A premature baby that suddenly got worse

His name is Federica Vecchini, is 43 years old and has been arrested, as we read on ABC, for give morphine to a baby To sleep during your turn.

Apparently he did not calculate the dose well, and the boy suffered a severe respiratory crisis that forced her to expose her terrible action.

The baby was born premature and was evolving very well, admitted to the neonatology unit of the Borgo Roma hospital in Verona. It was their last night, as they had scheduled the discharge for the next day, when suddenly it began to get worse in a worrying way.

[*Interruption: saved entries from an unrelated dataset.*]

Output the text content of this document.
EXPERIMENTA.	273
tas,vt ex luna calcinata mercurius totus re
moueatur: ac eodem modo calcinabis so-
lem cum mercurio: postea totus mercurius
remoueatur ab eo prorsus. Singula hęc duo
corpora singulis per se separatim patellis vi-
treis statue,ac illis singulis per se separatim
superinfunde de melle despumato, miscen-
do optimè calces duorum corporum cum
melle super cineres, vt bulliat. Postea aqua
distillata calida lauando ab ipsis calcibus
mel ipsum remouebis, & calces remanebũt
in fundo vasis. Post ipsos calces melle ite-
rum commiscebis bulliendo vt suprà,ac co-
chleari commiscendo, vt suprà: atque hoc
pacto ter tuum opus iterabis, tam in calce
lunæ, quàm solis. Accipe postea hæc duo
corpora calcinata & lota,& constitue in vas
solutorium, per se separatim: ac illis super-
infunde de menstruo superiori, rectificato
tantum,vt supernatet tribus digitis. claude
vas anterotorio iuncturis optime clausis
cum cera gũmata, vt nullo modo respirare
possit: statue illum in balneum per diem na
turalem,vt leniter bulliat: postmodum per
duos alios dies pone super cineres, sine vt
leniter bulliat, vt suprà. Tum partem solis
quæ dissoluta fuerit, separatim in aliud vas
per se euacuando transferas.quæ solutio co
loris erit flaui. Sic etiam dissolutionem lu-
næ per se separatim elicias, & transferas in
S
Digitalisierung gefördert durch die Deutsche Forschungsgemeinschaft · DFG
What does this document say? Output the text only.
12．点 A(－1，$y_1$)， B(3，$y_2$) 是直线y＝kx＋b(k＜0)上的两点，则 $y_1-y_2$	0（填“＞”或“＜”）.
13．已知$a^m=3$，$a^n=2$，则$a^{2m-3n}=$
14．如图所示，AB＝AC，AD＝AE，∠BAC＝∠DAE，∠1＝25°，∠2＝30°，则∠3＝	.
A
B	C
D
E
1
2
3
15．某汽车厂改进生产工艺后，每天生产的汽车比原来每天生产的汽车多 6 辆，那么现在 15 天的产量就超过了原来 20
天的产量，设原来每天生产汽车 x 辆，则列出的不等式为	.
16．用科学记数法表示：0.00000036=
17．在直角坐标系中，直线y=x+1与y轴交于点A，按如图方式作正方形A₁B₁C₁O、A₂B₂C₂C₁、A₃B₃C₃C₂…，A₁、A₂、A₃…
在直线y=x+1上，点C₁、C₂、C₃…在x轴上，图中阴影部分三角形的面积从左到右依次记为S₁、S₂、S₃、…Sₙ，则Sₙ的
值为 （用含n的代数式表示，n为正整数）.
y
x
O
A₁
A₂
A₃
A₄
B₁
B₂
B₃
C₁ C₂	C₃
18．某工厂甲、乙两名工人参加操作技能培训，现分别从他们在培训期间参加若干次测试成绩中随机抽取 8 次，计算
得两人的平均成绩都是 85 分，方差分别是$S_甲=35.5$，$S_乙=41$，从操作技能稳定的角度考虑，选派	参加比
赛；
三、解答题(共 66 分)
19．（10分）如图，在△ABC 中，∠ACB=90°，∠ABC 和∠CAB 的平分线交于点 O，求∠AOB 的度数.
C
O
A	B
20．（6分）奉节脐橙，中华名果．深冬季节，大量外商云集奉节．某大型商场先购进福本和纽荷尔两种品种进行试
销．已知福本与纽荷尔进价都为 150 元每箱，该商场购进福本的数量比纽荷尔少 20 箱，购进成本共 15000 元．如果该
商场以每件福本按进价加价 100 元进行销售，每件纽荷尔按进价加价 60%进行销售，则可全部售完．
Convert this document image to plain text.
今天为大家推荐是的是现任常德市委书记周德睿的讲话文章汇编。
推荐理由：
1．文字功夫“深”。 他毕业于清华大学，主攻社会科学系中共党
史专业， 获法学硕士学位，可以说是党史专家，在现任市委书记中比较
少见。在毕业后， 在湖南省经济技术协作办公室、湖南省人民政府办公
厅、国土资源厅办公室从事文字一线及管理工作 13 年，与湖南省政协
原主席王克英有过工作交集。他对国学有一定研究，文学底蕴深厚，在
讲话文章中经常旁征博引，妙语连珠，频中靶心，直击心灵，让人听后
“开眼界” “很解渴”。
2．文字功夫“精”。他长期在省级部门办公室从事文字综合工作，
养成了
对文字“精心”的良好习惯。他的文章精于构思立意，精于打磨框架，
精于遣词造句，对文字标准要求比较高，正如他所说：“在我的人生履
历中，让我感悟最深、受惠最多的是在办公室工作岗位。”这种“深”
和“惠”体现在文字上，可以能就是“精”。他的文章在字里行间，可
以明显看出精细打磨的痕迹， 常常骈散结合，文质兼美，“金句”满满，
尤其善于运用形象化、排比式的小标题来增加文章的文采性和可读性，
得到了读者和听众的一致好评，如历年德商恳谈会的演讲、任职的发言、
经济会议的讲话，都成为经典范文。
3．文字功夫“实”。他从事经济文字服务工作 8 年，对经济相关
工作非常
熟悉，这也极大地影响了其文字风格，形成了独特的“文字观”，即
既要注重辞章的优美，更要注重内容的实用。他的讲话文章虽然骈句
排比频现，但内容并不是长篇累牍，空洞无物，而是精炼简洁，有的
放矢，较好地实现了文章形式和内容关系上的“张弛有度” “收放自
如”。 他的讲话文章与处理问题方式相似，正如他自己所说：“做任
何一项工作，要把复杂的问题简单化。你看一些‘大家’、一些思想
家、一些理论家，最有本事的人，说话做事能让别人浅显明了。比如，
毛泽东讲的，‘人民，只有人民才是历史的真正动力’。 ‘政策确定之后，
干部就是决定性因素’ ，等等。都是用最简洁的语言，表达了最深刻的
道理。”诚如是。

The doctors came quickly, wondering what could be happening to him, watching as his breathing slowed down more and more, and his heart began to be affected. He was transferred to intensive care to start resuscitation maneuvers when they were surprised by the indication of a nurse, Federica, who told them that they had to give him Naloxone.

Naloxone is the opioid receptor antagonist, or what is the same, it is the antidote for drugs such as morphine, heroin, etc.

There was a silence in which no one said anything, but at the same time everything was said. The doctor on duty did not hesitate to listen: "Do what she says."

The next day, the same doctor presented a report to the hospital's pediatrics officer to study the case and clear responsibilities. The boy's life had been in serious danger because of the nurse.

In jail since Thursday

Now Vecchini, a nurse with almost 20 years of experience in the hospital is in jail, where he says he is innocent and had saved the child's life. However, the medication he recommended would have done absolutely nothing for the baby if someone had not previously given him an opioid drug. Now the research will go further in the search for other babies who may have been sedated in their turns so they wouldn't cry.